It's just retraining that brain to do that over time. It's not easy. It's not easy for us, it's not easy for them. I think the more and more I've been doing it, the more I think that you're right.
Tim: If you think about it, people may not go and do professional development or learning if they're too busy because they need to hit their targets to get their bonus to progress in their career. But they're going to lose out on learning and getting to a higher level if they can't go and mix with other professionals, learn other techniques, and progress their knowledge too. If you're not tasked batching or working smarter and not harder, then it's just not going to work.
I think millennials will be open to that mentality. In fact, probably, older generations may shy away from that. They're like, no, I'm just going to work harder. I'm just going to work overtime. I'm just going to work on the weekend and get that done. I'm like, why do you have to work on a weekend?
Dan: We're definitely the generation of trying to work smarter, not harder, the laziest productive employees possible. How do I do as much work in as little time and effort as possible? That's the goal, really.
Brendan: It's not a bad mindset to have.
Dan: Yeah. It is interesting. What are the four quadrants? I always forget the name of that.
Tim: There's the urgency, quality.
Dan: The more time you spend in that quadrant one, that's the busy work. That's the thing that's urgent but not really that important. You think you're accomplishing things, but you're not. Deep work is not there.
Deep Work happens in those later quadrants where you're actually like, oh, I'm actually accomplishing change in my business, my work, or my knowledge here, and because I'm not distracted by all those little things. We get back to our clients every day, but they can wait usually a few hours. Taxes is a good thing. It's not life or death. It can usually wait a few hours.
Tim: It's not just even team members. We work with a lot of clients who are millennials too. You see them work such long hours and so hard. They're like, why aren't I getting ahead? All I can bring it back to is, definitely, they're focusing on the shallow tasks as if they were creating more value and focusing more for longer. It would all take care of itself.
Brendan: In regards to your client base, are you seeing patterns around your millennial client base and how they are, how you need to interact versus other generations?

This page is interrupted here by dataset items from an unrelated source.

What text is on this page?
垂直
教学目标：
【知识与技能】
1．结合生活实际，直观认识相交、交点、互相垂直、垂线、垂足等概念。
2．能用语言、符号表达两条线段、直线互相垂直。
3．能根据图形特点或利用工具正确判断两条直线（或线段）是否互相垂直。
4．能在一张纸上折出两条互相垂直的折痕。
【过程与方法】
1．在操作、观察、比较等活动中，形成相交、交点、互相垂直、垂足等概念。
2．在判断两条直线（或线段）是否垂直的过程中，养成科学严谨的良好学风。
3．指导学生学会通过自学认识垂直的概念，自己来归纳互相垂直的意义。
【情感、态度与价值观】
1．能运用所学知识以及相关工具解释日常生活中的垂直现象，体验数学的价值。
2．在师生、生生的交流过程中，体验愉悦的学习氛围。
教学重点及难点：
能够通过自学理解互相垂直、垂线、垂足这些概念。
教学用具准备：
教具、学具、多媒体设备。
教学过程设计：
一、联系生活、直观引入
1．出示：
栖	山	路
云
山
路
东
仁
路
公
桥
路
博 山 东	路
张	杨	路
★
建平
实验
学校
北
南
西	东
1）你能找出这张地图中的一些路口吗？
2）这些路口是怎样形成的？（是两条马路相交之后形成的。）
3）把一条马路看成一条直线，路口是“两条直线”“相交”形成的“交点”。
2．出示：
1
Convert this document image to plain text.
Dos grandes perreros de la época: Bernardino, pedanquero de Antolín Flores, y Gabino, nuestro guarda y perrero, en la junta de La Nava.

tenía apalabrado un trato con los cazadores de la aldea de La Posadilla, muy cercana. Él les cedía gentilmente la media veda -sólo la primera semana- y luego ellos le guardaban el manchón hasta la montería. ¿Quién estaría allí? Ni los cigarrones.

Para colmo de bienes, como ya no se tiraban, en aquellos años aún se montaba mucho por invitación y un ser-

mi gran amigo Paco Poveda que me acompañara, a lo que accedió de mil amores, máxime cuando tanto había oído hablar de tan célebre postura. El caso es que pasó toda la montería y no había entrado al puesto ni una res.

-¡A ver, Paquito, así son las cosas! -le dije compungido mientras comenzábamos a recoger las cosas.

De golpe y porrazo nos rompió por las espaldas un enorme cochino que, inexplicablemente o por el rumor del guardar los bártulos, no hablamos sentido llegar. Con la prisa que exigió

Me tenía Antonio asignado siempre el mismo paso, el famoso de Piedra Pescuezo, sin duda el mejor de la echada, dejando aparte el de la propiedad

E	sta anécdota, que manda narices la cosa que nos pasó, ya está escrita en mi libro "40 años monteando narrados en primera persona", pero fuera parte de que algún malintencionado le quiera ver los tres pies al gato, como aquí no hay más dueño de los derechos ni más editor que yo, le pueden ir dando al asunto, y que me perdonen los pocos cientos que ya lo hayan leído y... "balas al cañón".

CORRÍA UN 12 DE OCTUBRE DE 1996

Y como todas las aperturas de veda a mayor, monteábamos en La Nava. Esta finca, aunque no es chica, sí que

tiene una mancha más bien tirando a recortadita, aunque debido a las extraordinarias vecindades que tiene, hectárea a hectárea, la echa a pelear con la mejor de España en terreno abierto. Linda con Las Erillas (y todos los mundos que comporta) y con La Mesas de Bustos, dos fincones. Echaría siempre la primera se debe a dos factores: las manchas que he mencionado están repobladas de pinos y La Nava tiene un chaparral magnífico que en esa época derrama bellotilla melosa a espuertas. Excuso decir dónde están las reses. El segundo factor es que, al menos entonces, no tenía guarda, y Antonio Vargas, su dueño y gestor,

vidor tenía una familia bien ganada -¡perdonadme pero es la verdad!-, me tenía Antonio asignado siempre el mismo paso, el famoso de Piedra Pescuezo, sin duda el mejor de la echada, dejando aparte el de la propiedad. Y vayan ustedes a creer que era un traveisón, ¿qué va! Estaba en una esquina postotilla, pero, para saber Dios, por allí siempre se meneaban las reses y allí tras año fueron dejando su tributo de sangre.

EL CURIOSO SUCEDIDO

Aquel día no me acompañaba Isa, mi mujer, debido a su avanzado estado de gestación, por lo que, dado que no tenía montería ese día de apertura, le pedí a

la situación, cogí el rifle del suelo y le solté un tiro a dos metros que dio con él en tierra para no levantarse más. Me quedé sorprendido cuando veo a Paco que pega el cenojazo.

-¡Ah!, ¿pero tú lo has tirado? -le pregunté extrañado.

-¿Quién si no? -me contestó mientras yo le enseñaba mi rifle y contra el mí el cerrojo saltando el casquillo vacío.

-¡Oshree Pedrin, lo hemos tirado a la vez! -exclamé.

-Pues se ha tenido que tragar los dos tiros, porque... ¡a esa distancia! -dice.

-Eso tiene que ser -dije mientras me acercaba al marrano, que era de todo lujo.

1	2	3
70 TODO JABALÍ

Dan: We do a lot of business planning sessions with clients. We sit down for half a day with them, we come up with what their vision for the business is, what are the 12-month plans, goals, actions, budgets, KPIs, and all those things. It's a really good session.
I think the difference between doing that with a millennial client versus doing that with an older generation client, is they do already come in with a few value ideas and purpose ideas. They know what they want to achieve from it, but then they just have no idea about the actions and in keeping accountable to it.
The accountability really helps for them. Whereas the older generations, it might be like, all right, where are you actually going? What are you trying to achieve here? That is eye-opening for a lot of those people who are like, oh, yeah, I had a vague idea that I wanted to retire, or I wanted this or that. I found really that there’s a slightly different approach for both.
Brendan: It felt like it's almost suspiciousness. Like, what are you trying to do here?
Dan: If you talk to them about their values, we call it a strategic compass. You get your values, your anchors, your purpose, and all these things. The millennial is like, this is great, straightaway. They might already have their ideas.
Whereas, I do find a lot of the old generations that are like, okay, but when do we get to the budget? Once you get to the end, they can see the value in it. That is something I have noticed, I don't know if you've noticed that with the ones you've gone through.
Tim: You're right with the purpose and the values. Also, it's important to tie your personal objectives to the business objectives. If they're not in alignment, then you're very quickly going to burn out as a human being. It means you're just not meeting your needs of spending time with family, going on holidays, playing sport, or whatever it may be.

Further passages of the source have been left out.